Talk:cpp/memory/enable shared from this

While the example does publicly inherit, it's a bit deceptive. I missed it the first time I read the example, and some guy in the edit history did too. Maybe should be more explicit by putting the public keyword in? 203.6.69.2 16:18, 4 March 2018 (PST)

[edit] Valid T types?

Experimenting on Godbolt, it appears that I can do struct S : std::enable_shared_from_this<const S> {};, allowing s->shared_from_this() to only produce a std::shared_ptr<const S>, which is nice. Also, it appears I can do

   struct X;
   struct B : std::enable_shared_from_this<X> {};
   struct X : B {};

which leads to B being constructible outside the context of shared pointers, but as soon as you turn it into a shared pointer with std::make_shared<B>() or std::shared_ptr<B>(new B), it won't compile (very reasonable!), but you can std::make_shared<X>() and std::shared_ptr<B>(new X). Are these behaviors guaranteed? Should we add such examples? BenFrantzDale (talk) 07:06, 13 July 2023 (PDT)
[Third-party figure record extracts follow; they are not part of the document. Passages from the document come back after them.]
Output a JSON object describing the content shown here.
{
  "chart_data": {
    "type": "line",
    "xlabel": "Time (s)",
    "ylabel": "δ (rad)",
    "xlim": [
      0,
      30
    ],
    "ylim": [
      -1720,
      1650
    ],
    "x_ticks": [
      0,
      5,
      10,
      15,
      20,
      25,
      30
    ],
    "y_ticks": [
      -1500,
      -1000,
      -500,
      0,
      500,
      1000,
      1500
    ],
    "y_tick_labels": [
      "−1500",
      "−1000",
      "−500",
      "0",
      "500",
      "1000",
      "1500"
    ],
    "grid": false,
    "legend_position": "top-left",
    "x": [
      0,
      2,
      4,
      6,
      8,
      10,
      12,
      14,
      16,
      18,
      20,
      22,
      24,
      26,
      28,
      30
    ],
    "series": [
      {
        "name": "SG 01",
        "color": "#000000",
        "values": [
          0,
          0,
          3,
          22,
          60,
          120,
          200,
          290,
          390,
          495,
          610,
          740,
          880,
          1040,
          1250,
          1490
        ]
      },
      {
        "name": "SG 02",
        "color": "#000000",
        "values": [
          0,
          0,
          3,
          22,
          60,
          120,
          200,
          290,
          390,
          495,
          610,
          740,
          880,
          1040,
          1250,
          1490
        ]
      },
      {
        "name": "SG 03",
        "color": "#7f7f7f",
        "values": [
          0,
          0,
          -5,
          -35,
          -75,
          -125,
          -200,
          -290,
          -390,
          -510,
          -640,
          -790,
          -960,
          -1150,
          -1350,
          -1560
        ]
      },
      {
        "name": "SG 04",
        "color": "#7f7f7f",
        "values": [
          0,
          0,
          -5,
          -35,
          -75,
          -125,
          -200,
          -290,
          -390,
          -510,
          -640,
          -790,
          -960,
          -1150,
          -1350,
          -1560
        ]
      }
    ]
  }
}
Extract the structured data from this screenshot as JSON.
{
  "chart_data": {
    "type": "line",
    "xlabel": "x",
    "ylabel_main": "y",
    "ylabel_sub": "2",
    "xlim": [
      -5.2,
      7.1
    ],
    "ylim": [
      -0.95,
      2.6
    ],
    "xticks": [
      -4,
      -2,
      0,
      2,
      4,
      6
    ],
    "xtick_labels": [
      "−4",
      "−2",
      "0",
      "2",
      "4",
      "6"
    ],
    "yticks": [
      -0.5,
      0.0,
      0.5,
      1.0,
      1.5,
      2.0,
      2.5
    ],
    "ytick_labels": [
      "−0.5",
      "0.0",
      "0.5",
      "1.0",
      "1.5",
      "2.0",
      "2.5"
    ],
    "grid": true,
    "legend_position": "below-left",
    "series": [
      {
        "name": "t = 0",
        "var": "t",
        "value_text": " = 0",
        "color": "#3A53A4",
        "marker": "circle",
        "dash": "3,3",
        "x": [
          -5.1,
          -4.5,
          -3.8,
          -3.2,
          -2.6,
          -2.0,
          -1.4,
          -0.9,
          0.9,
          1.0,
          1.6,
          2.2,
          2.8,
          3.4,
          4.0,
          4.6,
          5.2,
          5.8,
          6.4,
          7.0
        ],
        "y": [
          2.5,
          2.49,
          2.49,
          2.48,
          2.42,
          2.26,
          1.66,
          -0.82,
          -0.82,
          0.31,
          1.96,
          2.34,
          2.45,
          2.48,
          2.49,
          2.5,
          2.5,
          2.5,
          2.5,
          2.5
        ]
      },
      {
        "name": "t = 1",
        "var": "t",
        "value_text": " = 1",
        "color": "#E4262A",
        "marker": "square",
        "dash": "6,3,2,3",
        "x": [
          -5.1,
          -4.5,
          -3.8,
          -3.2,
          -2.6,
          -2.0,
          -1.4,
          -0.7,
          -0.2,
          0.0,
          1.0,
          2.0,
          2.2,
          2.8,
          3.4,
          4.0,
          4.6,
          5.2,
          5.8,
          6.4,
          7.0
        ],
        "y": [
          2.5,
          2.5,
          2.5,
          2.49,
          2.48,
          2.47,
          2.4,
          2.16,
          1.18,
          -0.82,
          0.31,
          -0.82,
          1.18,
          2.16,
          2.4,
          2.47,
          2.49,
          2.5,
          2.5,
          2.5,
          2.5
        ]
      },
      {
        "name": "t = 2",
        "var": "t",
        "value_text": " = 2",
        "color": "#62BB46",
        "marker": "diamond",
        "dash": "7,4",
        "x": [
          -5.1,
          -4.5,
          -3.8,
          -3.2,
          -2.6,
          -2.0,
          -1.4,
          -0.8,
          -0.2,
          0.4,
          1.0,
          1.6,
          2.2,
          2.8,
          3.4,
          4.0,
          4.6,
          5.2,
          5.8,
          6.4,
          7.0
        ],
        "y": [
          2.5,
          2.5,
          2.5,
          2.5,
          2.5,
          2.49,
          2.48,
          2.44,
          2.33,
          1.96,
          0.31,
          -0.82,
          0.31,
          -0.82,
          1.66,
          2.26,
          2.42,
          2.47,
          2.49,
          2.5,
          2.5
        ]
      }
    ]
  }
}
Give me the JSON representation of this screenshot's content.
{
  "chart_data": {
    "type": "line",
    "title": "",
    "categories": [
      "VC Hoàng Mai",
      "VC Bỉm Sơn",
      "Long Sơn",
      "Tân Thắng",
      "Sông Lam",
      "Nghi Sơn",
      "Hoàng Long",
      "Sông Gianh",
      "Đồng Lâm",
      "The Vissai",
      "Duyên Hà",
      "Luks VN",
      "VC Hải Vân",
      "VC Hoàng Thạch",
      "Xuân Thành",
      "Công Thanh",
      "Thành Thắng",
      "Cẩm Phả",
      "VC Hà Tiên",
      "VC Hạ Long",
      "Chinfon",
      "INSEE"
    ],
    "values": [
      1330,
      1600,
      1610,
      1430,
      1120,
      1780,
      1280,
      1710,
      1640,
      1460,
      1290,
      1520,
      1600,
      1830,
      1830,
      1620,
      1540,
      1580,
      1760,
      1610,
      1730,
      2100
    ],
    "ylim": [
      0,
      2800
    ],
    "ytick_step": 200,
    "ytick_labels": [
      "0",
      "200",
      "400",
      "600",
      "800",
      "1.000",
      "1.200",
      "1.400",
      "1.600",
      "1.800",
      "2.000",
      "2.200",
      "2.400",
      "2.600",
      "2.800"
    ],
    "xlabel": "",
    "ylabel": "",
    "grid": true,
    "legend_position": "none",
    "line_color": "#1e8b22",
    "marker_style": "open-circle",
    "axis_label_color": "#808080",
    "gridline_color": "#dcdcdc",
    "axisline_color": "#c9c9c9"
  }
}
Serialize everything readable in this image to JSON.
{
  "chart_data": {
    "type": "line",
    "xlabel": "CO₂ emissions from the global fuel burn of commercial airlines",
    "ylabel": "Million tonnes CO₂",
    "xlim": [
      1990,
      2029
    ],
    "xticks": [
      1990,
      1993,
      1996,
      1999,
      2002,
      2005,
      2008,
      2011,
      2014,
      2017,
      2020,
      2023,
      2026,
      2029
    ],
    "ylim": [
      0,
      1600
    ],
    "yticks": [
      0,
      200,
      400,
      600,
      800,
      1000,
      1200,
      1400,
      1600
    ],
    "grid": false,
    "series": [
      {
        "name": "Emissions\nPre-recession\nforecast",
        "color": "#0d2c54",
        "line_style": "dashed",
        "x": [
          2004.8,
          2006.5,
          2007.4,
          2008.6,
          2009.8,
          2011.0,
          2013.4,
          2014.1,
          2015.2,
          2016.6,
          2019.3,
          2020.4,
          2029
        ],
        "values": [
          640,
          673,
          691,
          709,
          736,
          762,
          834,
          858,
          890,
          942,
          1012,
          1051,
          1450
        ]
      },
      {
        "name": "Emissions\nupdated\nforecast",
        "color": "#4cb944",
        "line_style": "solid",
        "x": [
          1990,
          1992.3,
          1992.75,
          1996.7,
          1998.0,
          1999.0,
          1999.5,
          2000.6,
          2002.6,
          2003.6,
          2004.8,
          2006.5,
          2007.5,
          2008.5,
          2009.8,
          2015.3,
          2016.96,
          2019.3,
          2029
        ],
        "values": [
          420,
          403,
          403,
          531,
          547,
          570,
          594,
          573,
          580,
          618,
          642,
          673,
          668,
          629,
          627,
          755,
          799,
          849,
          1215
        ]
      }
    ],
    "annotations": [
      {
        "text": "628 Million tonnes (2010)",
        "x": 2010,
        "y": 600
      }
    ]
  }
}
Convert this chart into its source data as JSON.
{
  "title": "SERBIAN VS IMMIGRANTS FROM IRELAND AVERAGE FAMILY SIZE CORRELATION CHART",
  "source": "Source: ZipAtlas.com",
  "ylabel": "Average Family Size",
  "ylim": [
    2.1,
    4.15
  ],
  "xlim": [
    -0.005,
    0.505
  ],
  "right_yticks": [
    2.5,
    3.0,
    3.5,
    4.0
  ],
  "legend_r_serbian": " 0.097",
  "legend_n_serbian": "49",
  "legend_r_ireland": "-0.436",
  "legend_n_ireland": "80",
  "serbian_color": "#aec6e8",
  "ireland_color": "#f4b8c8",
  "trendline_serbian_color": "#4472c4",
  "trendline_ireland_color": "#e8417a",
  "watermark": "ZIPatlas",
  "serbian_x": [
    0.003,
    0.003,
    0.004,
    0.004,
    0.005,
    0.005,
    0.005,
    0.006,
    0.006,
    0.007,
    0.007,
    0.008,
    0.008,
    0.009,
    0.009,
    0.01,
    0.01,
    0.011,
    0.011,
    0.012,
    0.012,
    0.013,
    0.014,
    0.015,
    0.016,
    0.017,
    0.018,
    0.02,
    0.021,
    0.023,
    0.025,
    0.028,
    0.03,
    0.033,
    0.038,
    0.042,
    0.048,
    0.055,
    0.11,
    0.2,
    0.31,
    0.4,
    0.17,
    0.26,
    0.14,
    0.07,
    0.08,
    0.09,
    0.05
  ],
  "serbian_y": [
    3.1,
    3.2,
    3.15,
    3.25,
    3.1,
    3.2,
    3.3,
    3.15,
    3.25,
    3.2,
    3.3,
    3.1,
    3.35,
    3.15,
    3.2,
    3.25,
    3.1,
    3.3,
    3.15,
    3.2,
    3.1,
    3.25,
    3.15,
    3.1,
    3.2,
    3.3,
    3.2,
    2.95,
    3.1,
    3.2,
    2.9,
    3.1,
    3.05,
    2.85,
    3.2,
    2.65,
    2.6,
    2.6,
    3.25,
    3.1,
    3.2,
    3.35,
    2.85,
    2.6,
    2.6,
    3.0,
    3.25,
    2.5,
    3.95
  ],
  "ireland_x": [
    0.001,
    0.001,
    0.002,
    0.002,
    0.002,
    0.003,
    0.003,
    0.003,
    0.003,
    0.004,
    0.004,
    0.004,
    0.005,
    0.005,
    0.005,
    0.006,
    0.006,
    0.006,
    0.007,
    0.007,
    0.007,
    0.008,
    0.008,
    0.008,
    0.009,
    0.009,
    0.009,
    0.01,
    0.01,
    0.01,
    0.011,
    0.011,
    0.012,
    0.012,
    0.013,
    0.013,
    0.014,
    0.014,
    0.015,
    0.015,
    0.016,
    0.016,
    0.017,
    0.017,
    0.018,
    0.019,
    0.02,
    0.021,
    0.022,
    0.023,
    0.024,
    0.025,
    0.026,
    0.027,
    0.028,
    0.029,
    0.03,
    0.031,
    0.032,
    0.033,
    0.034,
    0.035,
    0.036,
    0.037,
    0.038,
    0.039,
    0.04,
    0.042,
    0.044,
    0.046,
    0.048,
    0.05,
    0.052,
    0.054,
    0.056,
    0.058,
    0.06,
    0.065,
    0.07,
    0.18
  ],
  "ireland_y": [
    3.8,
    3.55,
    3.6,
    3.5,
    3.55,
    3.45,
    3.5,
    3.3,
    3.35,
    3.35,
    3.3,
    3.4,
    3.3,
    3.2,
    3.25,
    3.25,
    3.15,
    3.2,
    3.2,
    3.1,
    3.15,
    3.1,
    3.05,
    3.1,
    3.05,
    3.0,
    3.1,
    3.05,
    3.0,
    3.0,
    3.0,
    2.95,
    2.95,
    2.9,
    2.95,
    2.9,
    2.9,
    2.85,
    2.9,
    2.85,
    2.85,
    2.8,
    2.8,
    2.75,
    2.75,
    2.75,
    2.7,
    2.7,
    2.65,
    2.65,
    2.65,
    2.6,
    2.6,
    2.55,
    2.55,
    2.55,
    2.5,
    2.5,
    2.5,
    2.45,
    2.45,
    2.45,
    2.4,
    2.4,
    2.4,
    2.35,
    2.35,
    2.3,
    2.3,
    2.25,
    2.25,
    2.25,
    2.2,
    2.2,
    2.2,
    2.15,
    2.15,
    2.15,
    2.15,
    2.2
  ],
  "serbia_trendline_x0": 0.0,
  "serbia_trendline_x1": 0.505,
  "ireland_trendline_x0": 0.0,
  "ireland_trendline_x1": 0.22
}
if it's not an established usage pattern (I don't think it is, I checked Debian Code search and found two cases of deriving from enable_shared_from_this<const T>: getfem and pdns), it seems excessive for an already large example dealing with intended use. As far as const T issues, it *might* be worth noting that calling shared_from_this in a const member function pops a shared_ptr<const T> (because it surprises some programmers - seen that on reddit and stackoverflow), but that probably belongs in cpp/memory/enable_shared_from_this/shared_from_this anyway. --Cubbi (talk) 12:48, 13 July 2023 (PDT)